Diritto del lavoro e legislazione sociale

02 Luglio 2024

Aumenti del CCNL Metalmeccanici, cosa succede?

Nuovo aumento retributivo nel comparto metalmeccanici. A seguito della pubblicazione degli indici IPCA relativi al 2023, le parti sociali hanno dato corso alle previsioni del CCNL innalzando le retribuzioni minime di 6,9 punti percentuali. 

Secondo le previsioni del comparto Metalmeccanica industria, nel mese di giugno di ciascun anno di vigenza del CCNL, i minimi contrattuali, per livello, vanno adeguati sulla base della dinamica inflattiva consuntivata misurata con l’indice IPCA, elaborato dall’ISTAT, al netto dei prodotti energetici importati, potendo, le medesime parti sociali, definire entro i primi giorni del mese di giugno di ciascun anno, i nuovi importi spettanti a titolo di minimo contrattuale.

Pertanto, nei mesi di giugno degli anni 2021, 2022, 2023 e 2024, le parti sociali ridefiniscono quei valori retributivi minimi che erano già contenuti nell’accordo del 5.02.2021, utilizzando la regola secondo cui:

  • nelle ipotesi in cui l’adeguamento IPCA sia superiore agli incrementi retributivi complessivi stabiliti per singolo anno nella tabella del CCNL, le retribuzioni minime saranno adeguate all’importo risultante;
  • laddove, invece, l’adeguamento sia inferiore, saranno applicabili le retribuzioni definite in tabella nell’accordo raggiunto, appunto, dalle parti sociali nel corso del 2021.

Una sorta di clausola di “salvaguardia” che tende ad assicurare ai lavoratori una tutela effettiva sul reale valore del salario rispetto, in primis, all’inflazione.

Stando a quanto comunicato dall’Istat lo scorso 7.06.2024, il consuntivo 2023 dell’indice IPCA al netto della dinamica dei prezzi dei beni energetici importati risulta pari a 6,9 punti percentuali. Il valore fissato, invece, dalle parti sociali nel rinnovo 2021 per lo scatto retributivo decorrente da giugno 2024 era stato ipotizzato nella misura dell’1,85%.

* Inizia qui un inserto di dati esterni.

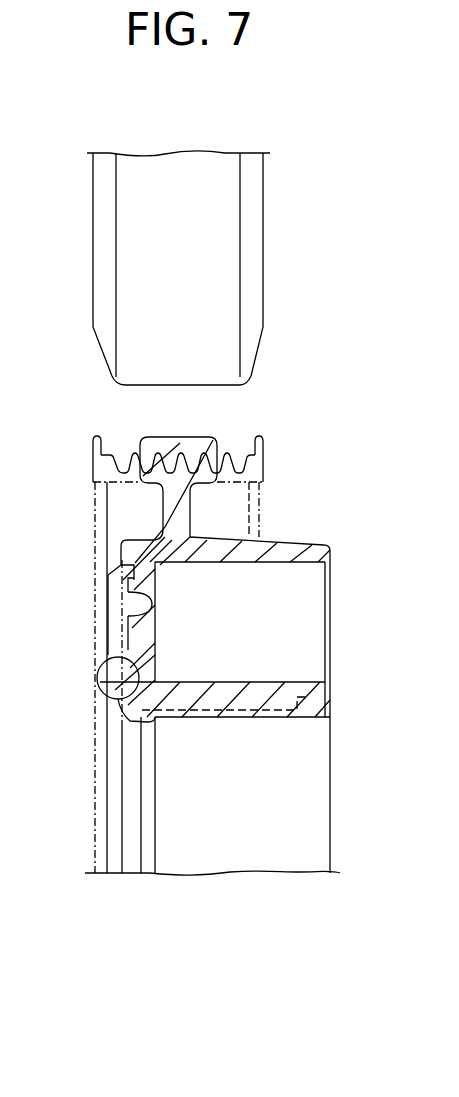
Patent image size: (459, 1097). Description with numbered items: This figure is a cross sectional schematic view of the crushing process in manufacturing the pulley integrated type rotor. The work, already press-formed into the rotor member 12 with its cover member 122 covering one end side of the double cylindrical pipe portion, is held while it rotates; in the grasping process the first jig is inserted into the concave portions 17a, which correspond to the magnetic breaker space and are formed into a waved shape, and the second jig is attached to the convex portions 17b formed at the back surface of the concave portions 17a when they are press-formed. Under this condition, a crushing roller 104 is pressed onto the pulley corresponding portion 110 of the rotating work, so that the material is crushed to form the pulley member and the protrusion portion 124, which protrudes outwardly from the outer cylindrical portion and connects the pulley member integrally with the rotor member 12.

The crushing roller 104 is at (263, 263).
The pulley corresponding portion 110 is at (180, 443).
The protrusion portion 124 is at (163, 503).
The rotor member 12 is at (301, 546).
The convex portions 17b is at (108, 588).
The concave portions 17a is at (140, 607).
The cover member 122 is at (120, 806).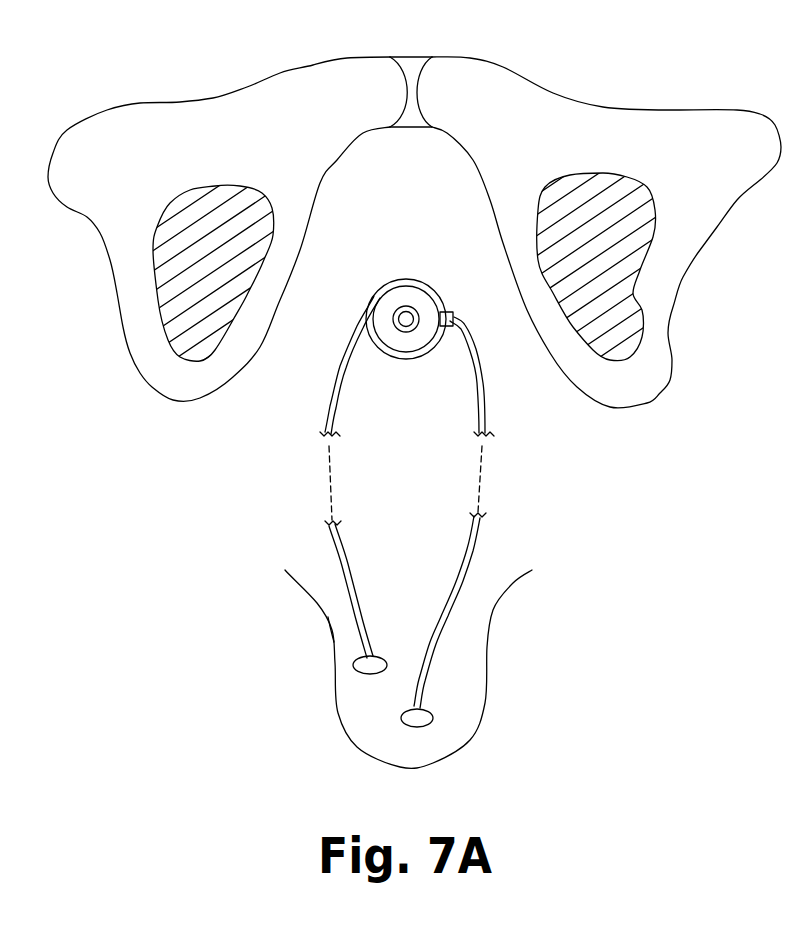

Quanto sopra però porta con sé rilevanti criticità. Se da un lato il sistema definito dalle parti sociali tutela concretamente i salari dei lavoratori dipendenti, dall’altro rischia di appesantire in maniera determinante il costo a carico dei datori di lavoro per i quali non sempre un aumento dell’inflazione coincide con l’aumento dei ricavi, dato che, a parità di prodotti venduti, il risultato sarebbe raggiungibile esclusivamente mediante l’aumento significativo dei prezzi con i consequenziali effetti in tema di concorrenza.

Tale criticità, peraltro, non si limita al solo anno 2023. In concreto, oltre all’aumento del mese di giugno 2024, definito nel 6,9%, si evidenzia che anche le retribuzioni del mese di giugno 2023 hanno accusato il medesimo meccanismo, attestandosi l’indice IPCA consuntivo del 2022 nella misura del 6,6% in luogo del 1,44% ipotizzato in sede di rinnovo. E ancora, per valutare appieno gli effetti di quanto qui argomentato, il “doppio” indice di cui sopra si concretizza, raffrontando i valori retributivi minimali previsti dal CCNL, in un aumento del 13,96% tra i valori decorrenti dal 1.06.2022 e quelli del 1.06.2024 (Tabella Metalmeccanica Industria).

A ciò si aggiunga che le imprese, di qualsivoglia comparto, hanno accusato lo scorso 31.12.2022, un’eccezionale rivalutazione dei fondi TFR maturati e mantenuti in azienda di quasi il 10% (9,97458%).
Per completezza del tema, si segnala che i medesimi effetti dell’indice IPCA di cui sopra hanno ricadute sui valori stabiliti dalla contrattazione collettiva per l’indennità di trasferta e l’indennità di reperibilità. In particolare, la prima risulta aumentata, nella misura intera, all’importo di 49,68 euro superando, come noto, la soglia di esenzione fiscale e contributiva prevista dall’art. 51, c. 5 del Tuir, fissata in 46,48 euro al giorno.

Il “sistema IPCA” sopra rappresentato viene accusato anche dal CCNL Metalmeccanica Piccola Industria sottoscritto da Unionmeccanica Confapi e Fim-Cisl, Fiom-Cgil e Uilm-Uil.